Alexie, a Native American writer of fiction, poetry, and screenplays, has won the PEN/Hemingway Award, the PEN/Faulkner Award, the PEN/Malamud Award, the American Book Award, and the National Book Award. In these transcendent stories, he writes about lost cats, marriage, racism, growing up on the Spokane reservation, growing up Native American in the city without the Spokane traditions, shopping at the 7-11, cancer, alcoholism, absent fathers, obituaries, and playing basketball at midnight. His lyricism illuminates difficult moments in the difficult lives of his Native American characters, but he also deftly balances their sorrow with humor.
In the first story, "Cry Cry Cry," Alexie's narrator inserts witty observations into his sad account of his cousin Junior's desolate life . Junior, a meth addict, dealer, and a war dancer, was chosen as Head Man Dancer at the powwow "because he was charming and popular. Powwow is like high school, except with more feather and beads." But Junior is a criminal, charged with possession after he stops dealing on the reservation and branches out to a white farming community.
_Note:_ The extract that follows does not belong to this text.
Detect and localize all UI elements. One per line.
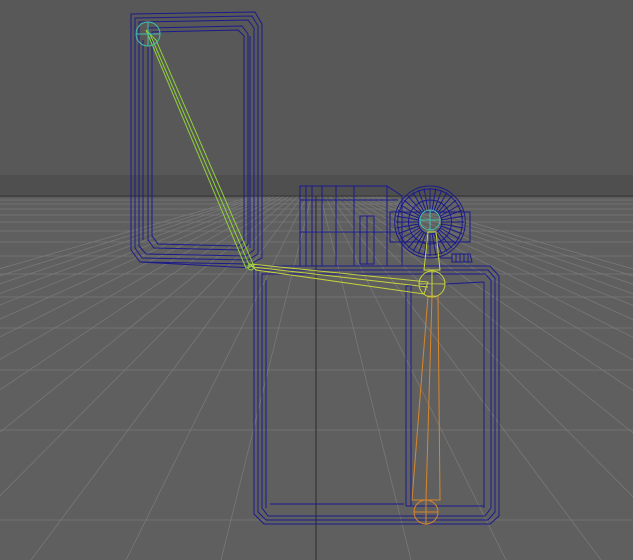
background-upper bbox=[0, 0, 633, 175]
viewport-scene[interactable] bbox=[0, 0, 633, 560]
3d-viewport[interactable] bbox=[0, 0, 633, 560]
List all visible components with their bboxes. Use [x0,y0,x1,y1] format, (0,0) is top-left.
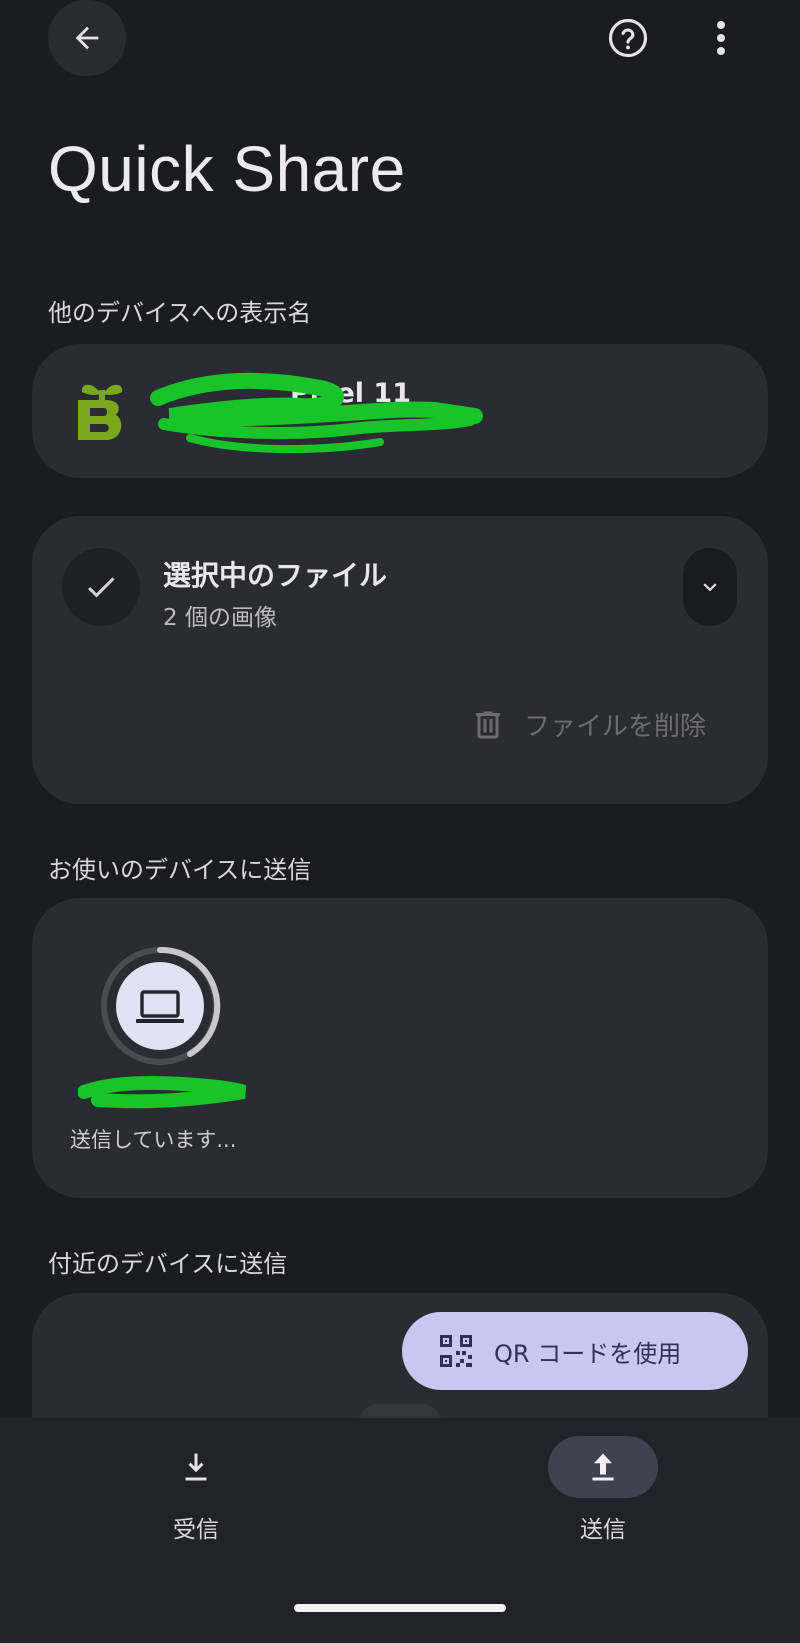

When he gets out of prison, the narrator watches him go down again.
In "War Dances,"a bold, comical story divided into short chapters, interviews, and lists, the narrator goes deaf in one ear while he is caring for his sons and his wife is away. Terrified of the health care system, he remembers the experiences of his late father in the hospital. The narrator had trouble getting the attention of a nurse when his father needed an extra blanket; finally he was given a too-thin hospital blanket. A comical encounter with an affable Native American family in the hospital provides the warmth the nurse will not. Alexie's sharp, realistic descriptions of family and the health care system sometimes made me laugh, sometimes gave me chills.
In my favorite story, "The Search Engine," a college student, Corliss, who grew up on the Spokane Reservation, discovers the poetry of Harlan Atwater, a Native American. It is the first literature she has ever seen by a member of the Spokane tribe. When she takes it to the check-out desk, the librarian says it has never been checked out, and Corliss, who loves books, wonders if it can be called a book if no one reads it.
She loves the library, and many of you will identify with the following passage:
"The huge number of books confirmed how much magic she'd been denied for most of her life, and now she hungrily wanted to read every book on every shelf. An impossible task, to be sure, Herculean in its exaggeration, but Corliss wanted to read herself to death. She wanted to be buried in a coffin filled with used paperbacks."
When Corliss tracks down Harlan Atwater, he is fat, old, and unromantic. But she gets to hear the story of his brief life as a poet, his self-publication of his poems, and his brief career as a rock star among local poets at readings.
This book is a delight overall: most of these stories are powerful. The only one I didn't care for was "Idolatry," a sort of prose poem about American Idol. And it is pretty good, too.
HOWARD JACOBSON'S ZOO TIME. I recently read and enjoyed Howard Jacobson's Booker Prize-winning novel, The Finkler Question. He is an exuberant comic writer, and possibly a great writer, as he points out humorously in those English newspaper literary-gossip interviews which make almost everybody sound terrible. I decided to read Zoo Time not because of the interview, but because I perused the first chapter in a bookstore and thought it funny. The hero, Guy Ableman, a novelist, is furious about the state of publishing: book groups don't approve of him, his books aren't suitable for "three-for-twos," and his publisher commits suicide because he is supposed to tell his writers to "twit" and "blag."
"Do you know what I am expected to require of you?" he suddenly looked me in the eyes and said. "That you twit."
"Twit, tweet, I don't know."
Then he wants to know if Guy "blags."
"The blog's the end of everything," [Merton] said.
But Guy wants to tell Merton "the blog is yesterday," and that the blame lies on "myBlank and shitFace and whatever else was persuading the unRead to believe everybody had a right to his opinion."
The blog is yesterday! Yes. I agree. I hope that all will realize we are not the barbarians plundering publishing. Our readers have gone to"myBlank and shitFace," though I don't have a clear idea of what those are.
Guy also implies that marketers are tracking social media to discover what people like in books--vampires and the Tudors--and that is atrocious, if true, but not our fault.
And by the way, there is much more to Jacobson's book. Guy is in love with his mother-in-law, and he's writing a novel about Little Gid, who is in love his mother-in-law. I'll write more about this mother-in-law another time.